Improving Interferometric Synthetic Aperture Radar Performance Using Single and Multi-channel SAR Micro-Navigation and Optical Structure from Motion Techniques
Optimizing the use of Airborn inSAR System in the Northern environment
By Usman Iqbal Ahmed, PhD candidate SFU
Monday April 24th 2023 11AM-12PM, North Boardroom of the YRC
Abstract:
Synthetic Aperture Radar (SAR) is the most versatile remote sensing tool because of its all-weather day and night capability. Interferometric SAR (InSAR) is a major technique in analyzing changes of the Earth surface over time, with applications including monitoring long term change (surface deformation, infrastructure change, glacier motion) and short term change (moving objects and ocean current etc).

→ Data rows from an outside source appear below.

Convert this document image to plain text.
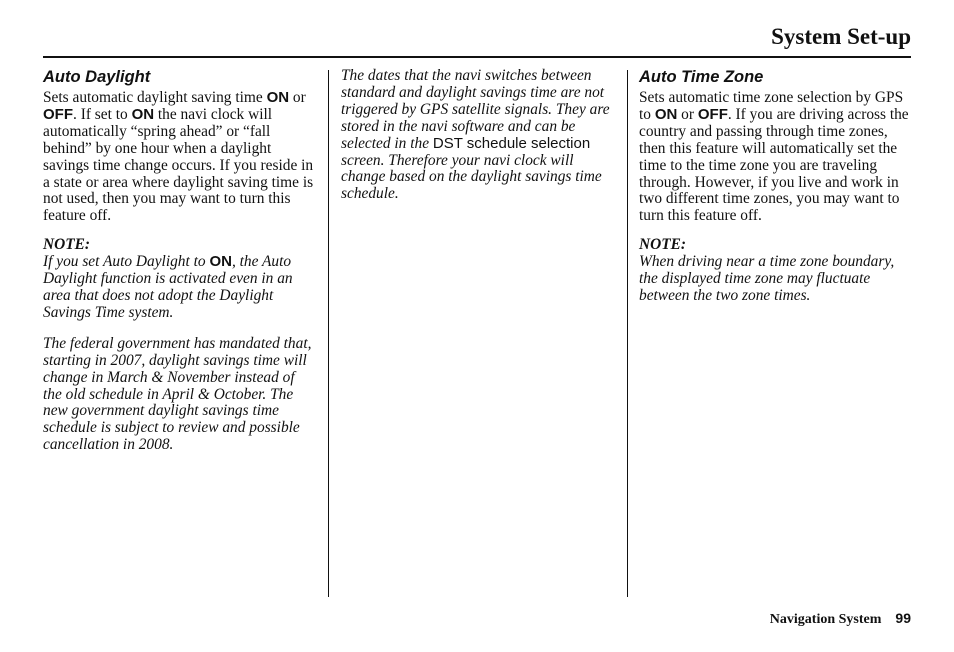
System Set-up
Auto Daylight

Sets automatic daylight saving time ON or OFF. If set to ON the navi clock will automatically “spring ahead” or “fall behind” by one hour when a daylight savings time change occurs. If you reside in a state or area where daylight saving time is not used, then you may want to turn this feature off.

NOTE:

If you set Auto Daylight to ON, the Auto Daylight function is activated even in an area that does not adopt the Daylight Savings Time system.

The federal government has mandated that, starting in 2007, daylight savings time will change in March & November instead of the old schedule in April & October. The new government daylight savings time schedule is subject to review and possible cancellation in 2008.

The dates that the navi switches between standard and daylight savings time are not triggered by GPS satellite signals. They are stored in the navi software and can be selected in the DST schedule selection screen. Therefore your navi clock will change based on the daylight savings time schedule.

Auto Time Zone

Sets automatic time zone selection by GPS to ON or OFF. If you are driving across the country and passing through time zones, then this feature will automatically set the time to the time zone you are traveling through. However, if you live and work in two different time zones, you may want to turn this feature off.

NOTE:

When driving near a time zone boundary, the displayed time zone may fluctuate between the two zone times.

Navigation System 99
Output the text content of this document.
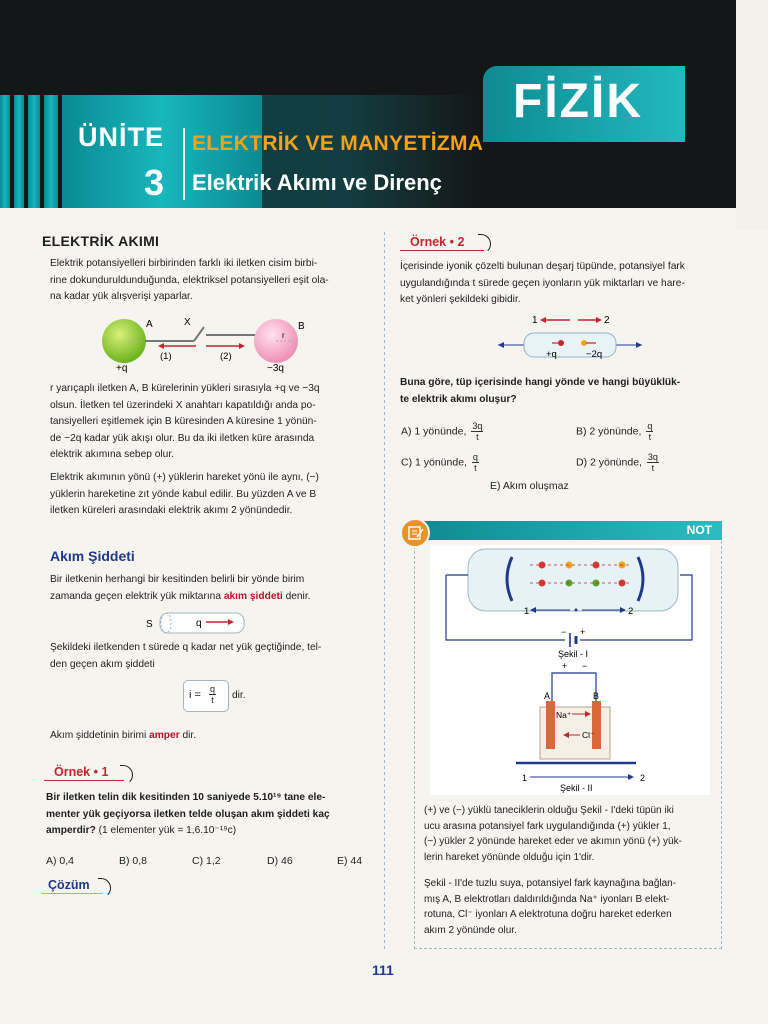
FİZİK
ÜNİTE
3
ELEKTRİK VE MANYETİZMA
Elektrik Akımı ve Direnç
ELEKTRİK AKIMI
Elektrik potansiyelleri birbirinden farklı iki iletken cisim birbi-
rine dokunduruldunduğunda, elektriksel potansiyelleri eşit ola-
na kadar yük alışverişi yaparlar.
A	X	B
(1)	(2)
+q	−3q
r
r yarıçaplı iletken A, B kürelerinin yükleri sırasıyla +q ve −3q
olsun. İletken tel üzerindeki X anahtarı kapatıldığı anda po-
tansiyelleri eşitlemek için B küresinden A küresine 1 yönün-
de −2q kadar yük akışı olur. Bu da iki iletken küre arasında
elektrik akımına sebep olur.
Elektrik akımının yönü (+) yüklerin hareket yönü ile aynı, (−)
yüklerin hareketine zıt yönde kabul edilir. Bu yüzden A ve B
iletken küreleri arasındaki elektrik akımı 2 yönündedir.
Akım Şiddeti
Bir iletkenin herhangi bir kesitinden belirli bir yönde birim
zamanda geçen elektrik yük miktarına akım şiddeti denir.
S	q
Şekildeki iletkenden t sürede q kadar net yük geçtiğinde, tel-
den geçen akım şiddeti
$i = \frac{q}{t}$ dir.
Akım şiddetinin birimi amper dir.
Örnek • 1
Bir iletken telin dik kesitinden 10 saniyede 5.10¹⁹ tane ele-
menter yük geçiyorsa iletken telde oluşan akım şiddeti kaç
amperdir? (1 elementer yük = 1,6.10⁻¹⁹c)
A) 0,4	B) 0,8	C) 1,2	D) 46	E) 44
Çözüm
Örnek • 2
İçerisinde iyonik çözelti bulunan deşarj tüpünde, potansiyel fark
uygulandığında t sürede geçen iyonların yük miktarları ve hare-
ket yönleri şekildeki gibidir.
1	2
+q	−2q
Buna göre, tüp içerisinde hangi yönde ve hangi büyüklük-
te elektrik akımı oluşur?
A) 1 yönünde, $\frac{3q}{t}$	B) 2 yönünde, $\frac{q}{t}$
C) 1 yönünde, $\frac{q}{t}$	D) 2 yönünde, $\frac{3q}{t}$
E) Akım oluşmaz
NOT
1	2
− +
Şekil - I
+ −
A	B
Na⁺
Cl⁻
1	2
Şekil - II
(+) ve (−) yüklü taneciklerin olduğu Şekil - I'deki tüpün iki
ucu arasına potansiyel fark uygulandığında (+) yükler 1,
(−) yükler 2 yönünde hareket eder ve akımın yönü (+) yük-
lerin hareket yönünde olduğu için 1'dir.
Şekil - II'de tuzlu suya, potansiyel fark kaynağına bağlan-
mış A, B elektrotları daldırıldığında Na⁺ iyonları B elekt-
rotuna, Cl⁻ iyonları A elektrotuna doğru hareket ederken
akım 2 yönünde olur.
111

Detailed knowledge about platform motion and orientation (micro-navigation) is a critical factor in SAR and InSAR processing, for both space- and airborne SAR systems. In case of an airborne sensor the platform path is highly non-linear, thus repeat pass interferometry (used for change monitoring) is possible only with accurate micro-navigation knowledge, needed to correct platform motion artifacts in the InSAR output. An optical Structure from Motion (SfM) photogrammetric system that is acquired simultaneously with the SAR data can not only provide complimentary optical data to the SAR data but also provide strong independent constraints on adjusting the aircraft micro-navigation parameters as well as providing Digital Elevation Models (DEMs) of the area of interest. The fusion of the SAR and Optical data can produce precise and accurate InSAR based change monitoring. In case of spaceborne SAR system, onboard determination of the sensor orientation is more critical than its position as motion of the platform is much smoother in contrast to the airborne case. The orientation of the sensor plays an important role in applications such as ocean current monitoring and moving object detection (using along track interferrometry). My research is focussed on utilizing accurate SAR sensor micro-navigation knowledge (position and orientation) for enhancing airborne and spaceborne InSAR outputs for long-term and short-term change monitoring.